Food for Free (1972)

Many of Richard Mabey’s books read as ahead of their time: he seems to have been presciently in touch with what was going on in nature years before the rest of us. His first book Food for Free appeared decades before foraging became a thing. The idea had come to him after holidays in Norfolk where he’d observed local people still harvesting wild food: “shellfish, samphire, fennel, sea spinach”.

Food for Free is a practical guide to what is good to pick and eat. But it had a radical agenda too, exploring our cultural links with plants and nature that extend far back in time but which have survived, and resetting our thinking about farming and food production. Its first publishers were cautious. They thought the book’s title ungrammatically vulgar and likely to date and suggested instead it be called Edible Plants of Hedgerow Bottoms. When it became a best seller they had the good grace to apologise. It is still in print and nowadays pays its author, so he has said, a pension.

When working in the early 1970s for Penguin in their west London offices at Harmondsworth, Mabey spent time exploring the nearby area that was new to him: it was a manmade edge-land, what we might now call an anthropogenic eco-tone, with disused canals, new housing estates, playing fields, gasometers, abandoned factories and gravel pits. Realising just how much habitat this mongrel terrain offered wildlife, Mabey went looking and, as a result, wrote The Unofficial Countryside.

It is a foundation text, documenting the rise of urban wildlife and understanding the biological value of such apparent non-places (gardens have higher densities of breeding birds than most farm and woodland countryside). Indeed, most of modern nature in Britain is urbanised today and this book showed that was to be the coming news. It also (and importantly) loved the unloved nature of these places, and loved also their hard-to-love species, the invader, the pest, and the weed.
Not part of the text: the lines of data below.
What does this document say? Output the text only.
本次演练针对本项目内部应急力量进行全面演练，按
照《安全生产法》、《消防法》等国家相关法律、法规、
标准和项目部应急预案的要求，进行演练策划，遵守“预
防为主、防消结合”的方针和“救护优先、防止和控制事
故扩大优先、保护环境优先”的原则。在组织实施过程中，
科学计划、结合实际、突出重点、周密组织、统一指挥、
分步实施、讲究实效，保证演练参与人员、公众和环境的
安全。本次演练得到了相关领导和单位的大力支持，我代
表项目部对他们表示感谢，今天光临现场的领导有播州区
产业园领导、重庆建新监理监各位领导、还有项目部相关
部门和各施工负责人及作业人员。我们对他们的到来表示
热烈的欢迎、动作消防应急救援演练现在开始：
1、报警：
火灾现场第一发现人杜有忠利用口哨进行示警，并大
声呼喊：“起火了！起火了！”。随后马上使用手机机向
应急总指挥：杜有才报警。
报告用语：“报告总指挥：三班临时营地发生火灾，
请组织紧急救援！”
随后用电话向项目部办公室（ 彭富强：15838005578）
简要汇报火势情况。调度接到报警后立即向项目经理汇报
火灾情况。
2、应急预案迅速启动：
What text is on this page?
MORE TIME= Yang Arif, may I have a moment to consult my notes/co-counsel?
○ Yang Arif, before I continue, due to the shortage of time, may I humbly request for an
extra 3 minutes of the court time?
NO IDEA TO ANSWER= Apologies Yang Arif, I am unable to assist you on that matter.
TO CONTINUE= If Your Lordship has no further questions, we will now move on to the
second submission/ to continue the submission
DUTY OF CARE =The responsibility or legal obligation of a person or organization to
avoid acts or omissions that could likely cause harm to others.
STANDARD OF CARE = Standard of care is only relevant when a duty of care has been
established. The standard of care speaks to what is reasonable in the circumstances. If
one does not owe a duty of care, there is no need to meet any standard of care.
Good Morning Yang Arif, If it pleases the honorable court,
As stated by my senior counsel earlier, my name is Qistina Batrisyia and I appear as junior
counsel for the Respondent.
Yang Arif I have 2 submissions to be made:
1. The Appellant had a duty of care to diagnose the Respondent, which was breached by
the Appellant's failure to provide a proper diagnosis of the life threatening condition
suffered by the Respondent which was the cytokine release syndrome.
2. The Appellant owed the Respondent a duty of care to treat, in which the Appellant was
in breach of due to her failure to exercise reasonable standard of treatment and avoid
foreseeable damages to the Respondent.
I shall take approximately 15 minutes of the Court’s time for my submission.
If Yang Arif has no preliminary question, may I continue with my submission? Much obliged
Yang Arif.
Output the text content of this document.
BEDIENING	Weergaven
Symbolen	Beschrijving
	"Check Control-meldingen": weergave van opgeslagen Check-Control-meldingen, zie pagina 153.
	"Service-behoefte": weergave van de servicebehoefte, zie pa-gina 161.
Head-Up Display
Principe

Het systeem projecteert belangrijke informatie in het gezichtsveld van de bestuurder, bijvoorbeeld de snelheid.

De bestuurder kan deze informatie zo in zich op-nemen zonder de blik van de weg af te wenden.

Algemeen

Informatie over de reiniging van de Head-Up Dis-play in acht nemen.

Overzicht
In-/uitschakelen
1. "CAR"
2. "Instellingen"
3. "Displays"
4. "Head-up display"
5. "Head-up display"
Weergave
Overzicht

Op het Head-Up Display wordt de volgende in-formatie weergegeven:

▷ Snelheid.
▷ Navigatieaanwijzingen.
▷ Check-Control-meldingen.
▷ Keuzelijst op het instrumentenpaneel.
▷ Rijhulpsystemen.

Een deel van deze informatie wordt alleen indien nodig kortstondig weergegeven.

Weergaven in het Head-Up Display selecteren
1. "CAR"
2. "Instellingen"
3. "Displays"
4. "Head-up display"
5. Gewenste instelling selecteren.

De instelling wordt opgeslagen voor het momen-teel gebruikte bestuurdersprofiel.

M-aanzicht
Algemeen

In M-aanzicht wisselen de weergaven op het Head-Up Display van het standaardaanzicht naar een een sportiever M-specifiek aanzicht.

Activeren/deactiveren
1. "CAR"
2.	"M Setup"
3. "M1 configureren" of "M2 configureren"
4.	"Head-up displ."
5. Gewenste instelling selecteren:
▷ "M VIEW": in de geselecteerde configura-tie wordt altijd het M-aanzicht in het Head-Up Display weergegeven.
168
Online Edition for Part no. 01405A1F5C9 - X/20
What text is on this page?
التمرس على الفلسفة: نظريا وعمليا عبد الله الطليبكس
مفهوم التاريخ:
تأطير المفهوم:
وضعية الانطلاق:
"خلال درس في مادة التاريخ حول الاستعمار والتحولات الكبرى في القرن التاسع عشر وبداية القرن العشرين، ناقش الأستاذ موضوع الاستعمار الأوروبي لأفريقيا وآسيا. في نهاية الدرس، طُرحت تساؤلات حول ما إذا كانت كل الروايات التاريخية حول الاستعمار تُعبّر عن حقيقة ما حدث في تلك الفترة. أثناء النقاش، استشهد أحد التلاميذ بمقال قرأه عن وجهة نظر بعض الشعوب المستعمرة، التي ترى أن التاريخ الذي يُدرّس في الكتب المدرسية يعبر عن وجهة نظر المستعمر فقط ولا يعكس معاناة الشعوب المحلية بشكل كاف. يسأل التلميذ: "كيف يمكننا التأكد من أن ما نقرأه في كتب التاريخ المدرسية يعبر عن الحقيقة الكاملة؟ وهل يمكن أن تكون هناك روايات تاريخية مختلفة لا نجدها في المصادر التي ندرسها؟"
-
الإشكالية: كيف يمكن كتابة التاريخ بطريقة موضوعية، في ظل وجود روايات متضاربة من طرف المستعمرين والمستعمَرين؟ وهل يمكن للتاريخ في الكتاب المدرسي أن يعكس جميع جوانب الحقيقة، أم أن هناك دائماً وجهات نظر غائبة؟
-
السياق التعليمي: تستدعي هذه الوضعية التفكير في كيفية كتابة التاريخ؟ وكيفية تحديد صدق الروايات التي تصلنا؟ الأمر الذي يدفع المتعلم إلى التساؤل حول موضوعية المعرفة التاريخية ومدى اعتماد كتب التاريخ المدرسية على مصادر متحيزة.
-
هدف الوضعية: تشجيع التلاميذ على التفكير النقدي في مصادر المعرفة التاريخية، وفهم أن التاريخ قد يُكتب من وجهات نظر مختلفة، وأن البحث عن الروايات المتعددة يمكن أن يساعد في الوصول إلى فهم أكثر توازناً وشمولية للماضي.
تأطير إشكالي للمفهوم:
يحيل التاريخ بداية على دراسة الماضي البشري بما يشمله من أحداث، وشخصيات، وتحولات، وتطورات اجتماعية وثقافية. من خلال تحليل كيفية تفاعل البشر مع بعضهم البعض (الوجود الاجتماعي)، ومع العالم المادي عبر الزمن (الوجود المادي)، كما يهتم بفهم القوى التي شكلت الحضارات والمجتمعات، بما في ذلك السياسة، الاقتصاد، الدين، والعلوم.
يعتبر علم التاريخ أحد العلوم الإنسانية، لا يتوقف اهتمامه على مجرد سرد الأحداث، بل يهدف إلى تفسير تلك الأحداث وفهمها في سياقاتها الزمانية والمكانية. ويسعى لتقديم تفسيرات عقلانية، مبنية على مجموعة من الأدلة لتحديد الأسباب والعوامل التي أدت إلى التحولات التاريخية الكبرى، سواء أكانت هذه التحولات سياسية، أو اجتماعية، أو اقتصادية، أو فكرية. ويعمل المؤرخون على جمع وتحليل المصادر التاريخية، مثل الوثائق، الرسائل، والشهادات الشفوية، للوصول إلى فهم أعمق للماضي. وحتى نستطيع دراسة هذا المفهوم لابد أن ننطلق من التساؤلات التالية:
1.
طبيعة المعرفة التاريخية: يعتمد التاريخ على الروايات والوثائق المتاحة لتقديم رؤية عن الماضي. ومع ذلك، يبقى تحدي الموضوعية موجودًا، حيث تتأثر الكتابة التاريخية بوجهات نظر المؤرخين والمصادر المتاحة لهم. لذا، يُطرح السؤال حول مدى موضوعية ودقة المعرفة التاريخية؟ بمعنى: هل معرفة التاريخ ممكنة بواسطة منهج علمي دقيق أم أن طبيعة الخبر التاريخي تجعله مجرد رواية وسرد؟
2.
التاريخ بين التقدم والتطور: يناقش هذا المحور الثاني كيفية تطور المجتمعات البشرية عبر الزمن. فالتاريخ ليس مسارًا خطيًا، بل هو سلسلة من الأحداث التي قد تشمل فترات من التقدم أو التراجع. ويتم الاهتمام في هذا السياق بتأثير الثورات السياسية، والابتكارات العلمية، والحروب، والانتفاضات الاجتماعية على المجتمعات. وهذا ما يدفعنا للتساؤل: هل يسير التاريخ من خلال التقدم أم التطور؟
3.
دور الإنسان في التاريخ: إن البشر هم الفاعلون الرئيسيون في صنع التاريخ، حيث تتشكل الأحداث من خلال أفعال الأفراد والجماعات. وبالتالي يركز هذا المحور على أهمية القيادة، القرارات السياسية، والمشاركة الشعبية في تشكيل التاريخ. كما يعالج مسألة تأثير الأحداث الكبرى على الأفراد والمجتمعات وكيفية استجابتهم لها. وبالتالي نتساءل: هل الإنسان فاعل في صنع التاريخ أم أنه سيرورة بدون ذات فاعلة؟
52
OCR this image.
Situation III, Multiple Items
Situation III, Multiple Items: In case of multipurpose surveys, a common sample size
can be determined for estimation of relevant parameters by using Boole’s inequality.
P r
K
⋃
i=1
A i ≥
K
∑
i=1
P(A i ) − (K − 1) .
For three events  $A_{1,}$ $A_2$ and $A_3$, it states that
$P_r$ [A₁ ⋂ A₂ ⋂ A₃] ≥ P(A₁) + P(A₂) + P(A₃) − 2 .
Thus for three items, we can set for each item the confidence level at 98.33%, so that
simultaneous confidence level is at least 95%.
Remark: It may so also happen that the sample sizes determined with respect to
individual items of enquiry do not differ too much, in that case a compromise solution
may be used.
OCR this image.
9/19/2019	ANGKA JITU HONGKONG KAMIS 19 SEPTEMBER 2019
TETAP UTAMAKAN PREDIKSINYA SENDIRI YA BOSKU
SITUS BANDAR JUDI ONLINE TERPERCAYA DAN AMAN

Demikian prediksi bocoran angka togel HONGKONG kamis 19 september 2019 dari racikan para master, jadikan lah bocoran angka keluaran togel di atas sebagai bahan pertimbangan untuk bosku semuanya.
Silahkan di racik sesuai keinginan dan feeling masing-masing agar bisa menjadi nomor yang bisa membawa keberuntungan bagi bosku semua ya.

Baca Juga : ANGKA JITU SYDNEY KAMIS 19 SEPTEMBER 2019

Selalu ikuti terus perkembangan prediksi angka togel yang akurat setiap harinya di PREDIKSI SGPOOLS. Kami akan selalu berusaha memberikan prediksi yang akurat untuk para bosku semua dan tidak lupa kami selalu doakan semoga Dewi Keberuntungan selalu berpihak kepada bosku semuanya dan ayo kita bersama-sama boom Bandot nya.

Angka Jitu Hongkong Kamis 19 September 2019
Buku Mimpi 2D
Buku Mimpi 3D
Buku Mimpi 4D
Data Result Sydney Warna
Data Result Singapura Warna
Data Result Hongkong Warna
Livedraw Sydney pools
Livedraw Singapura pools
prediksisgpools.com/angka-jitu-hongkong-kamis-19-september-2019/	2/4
It is an unlikely optimistic book.

“The world of the real is fantastically important with me,” Richard Mabey has said.  “At readings, people occasionally ask about my spirituality. They assume because I’m at times rhapsodic about nature that I’ve gone into a new realm, but I don’t really understand what the word spiritual means. I am deeply a materialist; I don't want to have a metaphorical relationship with something beyond its reality. And, if materialist has a bad ring, call me a ‘matterist.’”

His great gift to all, over nearly 50 years, has been precisely that – countless non-invasive and non-depleting diggings in the hard matter of the wild world, repeated deliveries of the livingness of life. Mabey has never seen one in the wild but writes bewitchingly about the moonflower in his Cabaret of Plants (2015), describing also how the cactus fascinated the great botanical artist and English resident of Brazil, Margaret Mee. As if some almighty natural power was watching over events in the week of Mabey’s 80th birthday, a specimen of the moonflower at the Cambridge University botanical began to bloom for the first time. We don't give any quarter to magical thinking regarding nature –our man has told us so, many times – but there was something very definitely Mabey about that.